Do you offer consequences for your children in areas they were struggling with? If so, what kinds of consequences do you utilize?
Do I even really need to say anything here? I think that my previous posts have made MY views on this subject intensely clear. Children need discipline — it is the job of parents to teach them that actions have consequences, in the form of either reward or punishment, depending on the positive or negative nature of the action.
If children never learn that bad behavior is not acceptable in their own homes, the world will be happy to teach them…or is it ‘mean-spirited’ for administration to expel them from school due to bad behavior, or for law enforcement to jail them because they don’t think they are required to follow rules.
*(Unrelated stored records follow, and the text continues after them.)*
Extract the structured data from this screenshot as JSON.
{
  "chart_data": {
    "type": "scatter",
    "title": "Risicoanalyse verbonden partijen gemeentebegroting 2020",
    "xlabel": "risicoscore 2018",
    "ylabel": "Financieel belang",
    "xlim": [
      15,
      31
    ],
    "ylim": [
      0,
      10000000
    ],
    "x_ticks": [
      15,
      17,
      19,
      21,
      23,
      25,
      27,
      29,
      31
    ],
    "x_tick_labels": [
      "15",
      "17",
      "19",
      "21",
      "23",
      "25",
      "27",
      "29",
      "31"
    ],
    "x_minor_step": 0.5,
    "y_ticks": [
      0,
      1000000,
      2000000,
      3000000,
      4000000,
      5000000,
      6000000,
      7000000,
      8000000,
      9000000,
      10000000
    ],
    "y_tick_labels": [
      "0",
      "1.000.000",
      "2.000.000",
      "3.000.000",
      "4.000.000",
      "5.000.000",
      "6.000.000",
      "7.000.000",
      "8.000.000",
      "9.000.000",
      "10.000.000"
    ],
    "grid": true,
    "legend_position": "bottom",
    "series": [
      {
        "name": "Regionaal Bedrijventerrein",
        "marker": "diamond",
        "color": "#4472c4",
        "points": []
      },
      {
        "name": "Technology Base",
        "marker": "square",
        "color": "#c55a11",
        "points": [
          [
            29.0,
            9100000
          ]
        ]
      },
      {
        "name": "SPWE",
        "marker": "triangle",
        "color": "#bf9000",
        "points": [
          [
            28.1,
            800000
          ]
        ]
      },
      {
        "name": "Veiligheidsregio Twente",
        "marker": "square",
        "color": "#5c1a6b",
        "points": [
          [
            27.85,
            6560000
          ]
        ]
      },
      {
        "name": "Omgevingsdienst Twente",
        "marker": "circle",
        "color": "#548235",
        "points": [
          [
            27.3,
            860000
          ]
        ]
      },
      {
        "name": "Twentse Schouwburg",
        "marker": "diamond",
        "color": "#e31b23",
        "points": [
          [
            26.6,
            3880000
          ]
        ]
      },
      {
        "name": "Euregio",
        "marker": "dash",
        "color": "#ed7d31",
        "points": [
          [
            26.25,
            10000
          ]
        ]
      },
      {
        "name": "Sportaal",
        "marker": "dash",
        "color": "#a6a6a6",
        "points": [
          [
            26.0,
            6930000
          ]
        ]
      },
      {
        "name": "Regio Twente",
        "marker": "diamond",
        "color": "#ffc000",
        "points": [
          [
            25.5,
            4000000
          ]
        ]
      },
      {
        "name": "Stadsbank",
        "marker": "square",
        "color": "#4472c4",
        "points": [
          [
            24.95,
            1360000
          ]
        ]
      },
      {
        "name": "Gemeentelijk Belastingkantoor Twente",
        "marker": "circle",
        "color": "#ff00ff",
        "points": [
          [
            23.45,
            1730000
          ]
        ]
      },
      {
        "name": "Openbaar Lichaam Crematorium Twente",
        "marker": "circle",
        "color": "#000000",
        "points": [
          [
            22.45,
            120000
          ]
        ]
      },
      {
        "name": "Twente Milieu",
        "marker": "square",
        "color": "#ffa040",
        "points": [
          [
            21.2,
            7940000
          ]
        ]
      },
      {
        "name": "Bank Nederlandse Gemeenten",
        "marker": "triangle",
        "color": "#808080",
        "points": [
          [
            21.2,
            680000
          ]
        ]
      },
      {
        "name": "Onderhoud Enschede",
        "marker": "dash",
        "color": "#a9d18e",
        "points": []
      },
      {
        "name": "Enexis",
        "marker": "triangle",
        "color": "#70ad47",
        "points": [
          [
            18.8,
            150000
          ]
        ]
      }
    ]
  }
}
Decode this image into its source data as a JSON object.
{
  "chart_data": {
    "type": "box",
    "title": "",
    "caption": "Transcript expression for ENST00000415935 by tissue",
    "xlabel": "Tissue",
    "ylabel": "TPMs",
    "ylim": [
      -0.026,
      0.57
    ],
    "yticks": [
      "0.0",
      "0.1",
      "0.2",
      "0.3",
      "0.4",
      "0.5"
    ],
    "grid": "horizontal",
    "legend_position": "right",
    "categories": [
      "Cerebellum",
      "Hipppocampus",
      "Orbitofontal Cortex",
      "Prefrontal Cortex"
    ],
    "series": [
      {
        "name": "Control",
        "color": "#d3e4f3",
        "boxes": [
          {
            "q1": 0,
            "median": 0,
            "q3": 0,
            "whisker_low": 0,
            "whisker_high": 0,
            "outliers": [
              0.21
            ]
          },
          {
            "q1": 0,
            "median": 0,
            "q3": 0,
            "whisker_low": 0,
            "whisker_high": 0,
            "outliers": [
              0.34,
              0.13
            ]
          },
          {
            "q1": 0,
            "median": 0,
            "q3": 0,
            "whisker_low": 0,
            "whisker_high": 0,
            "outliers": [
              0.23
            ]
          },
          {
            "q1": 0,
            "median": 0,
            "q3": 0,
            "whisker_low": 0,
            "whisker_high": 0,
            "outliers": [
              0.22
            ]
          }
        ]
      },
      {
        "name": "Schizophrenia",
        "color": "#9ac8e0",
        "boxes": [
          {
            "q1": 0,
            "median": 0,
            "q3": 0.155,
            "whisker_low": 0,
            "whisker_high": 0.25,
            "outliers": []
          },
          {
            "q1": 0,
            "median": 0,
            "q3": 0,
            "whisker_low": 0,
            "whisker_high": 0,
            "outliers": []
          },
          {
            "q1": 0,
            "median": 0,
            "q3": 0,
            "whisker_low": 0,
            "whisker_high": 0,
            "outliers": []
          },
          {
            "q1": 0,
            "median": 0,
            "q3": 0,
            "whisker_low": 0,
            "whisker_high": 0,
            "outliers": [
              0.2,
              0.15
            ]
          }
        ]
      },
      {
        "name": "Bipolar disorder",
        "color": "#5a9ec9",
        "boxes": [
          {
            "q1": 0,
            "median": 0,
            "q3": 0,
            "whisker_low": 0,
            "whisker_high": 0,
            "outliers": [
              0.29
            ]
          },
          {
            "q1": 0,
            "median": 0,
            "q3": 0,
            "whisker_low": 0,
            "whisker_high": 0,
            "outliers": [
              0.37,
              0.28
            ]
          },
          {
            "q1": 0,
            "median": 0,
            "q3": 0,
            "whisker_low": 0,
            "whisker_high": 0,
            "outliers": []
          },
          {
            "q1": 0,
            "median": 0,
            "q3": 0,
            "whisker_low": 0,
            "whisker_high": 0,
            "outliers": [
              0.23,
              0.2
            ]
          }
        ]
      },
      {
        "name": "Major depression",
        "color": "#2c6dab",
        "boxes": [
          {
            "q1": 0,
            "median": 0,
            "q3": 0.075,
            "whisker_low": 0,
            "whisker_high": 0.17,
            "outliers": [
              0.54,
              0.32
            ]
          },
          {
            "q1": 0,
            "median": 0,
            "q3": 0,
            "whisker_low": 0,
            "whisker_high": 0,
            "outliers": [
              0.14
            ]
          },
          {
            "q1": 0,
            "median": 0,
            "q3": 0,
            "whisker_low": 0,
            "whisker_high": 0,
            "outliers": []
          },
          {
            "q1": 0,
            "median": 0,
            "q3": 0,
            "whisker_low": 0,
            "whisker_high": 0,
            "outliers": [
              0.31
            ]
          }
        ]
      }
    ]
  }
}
Punishments are not intended to be enjoyable…I feel that chores as a punishment is GENIUS…it is not fun, but is not simply punishment for punishment’s sake, either…it teaches responsibility and good habits, and also enforces the need to follow family and societal rules.
“If you don’t discipline your children, society will.” I’m a firm believer in this, and applaud your determination to raise responsible, disciplined children. Bad actions result in bad consequences, and if they don’t learn this at home, with people who love them unconditionally, then they will have a very rude awakening when sent out into the real world. And can I just point out the fact that housework and chores is vital life skill….who is going to be cleaning their bathrooms when they turn 18? It’s far easier if they have these good habits taught and ingrained at a young age so that they can be (gasp) responsible and independent grown-ups!
Chores are an element of responsiblity. It seems to me that the idea of chores with respect to the Taz had more to do with accepting his responsibility, as in, the more responsibility he took, the less chores he would then be responsible for, yes? As such, it’s not “punishment” per se. Punishment doesn’t work. The child learns to hate the punishement, but that does nothing to correct the behavior. Wolvie and The Bat have “star-charts” on which they earn stars to get the stuff they wants. Unacceptable behavior loses stars; it’s not punishment, it’s a matter of fact.
I personally think the chore punishment idea is the most genius thing you’ve ever come up with.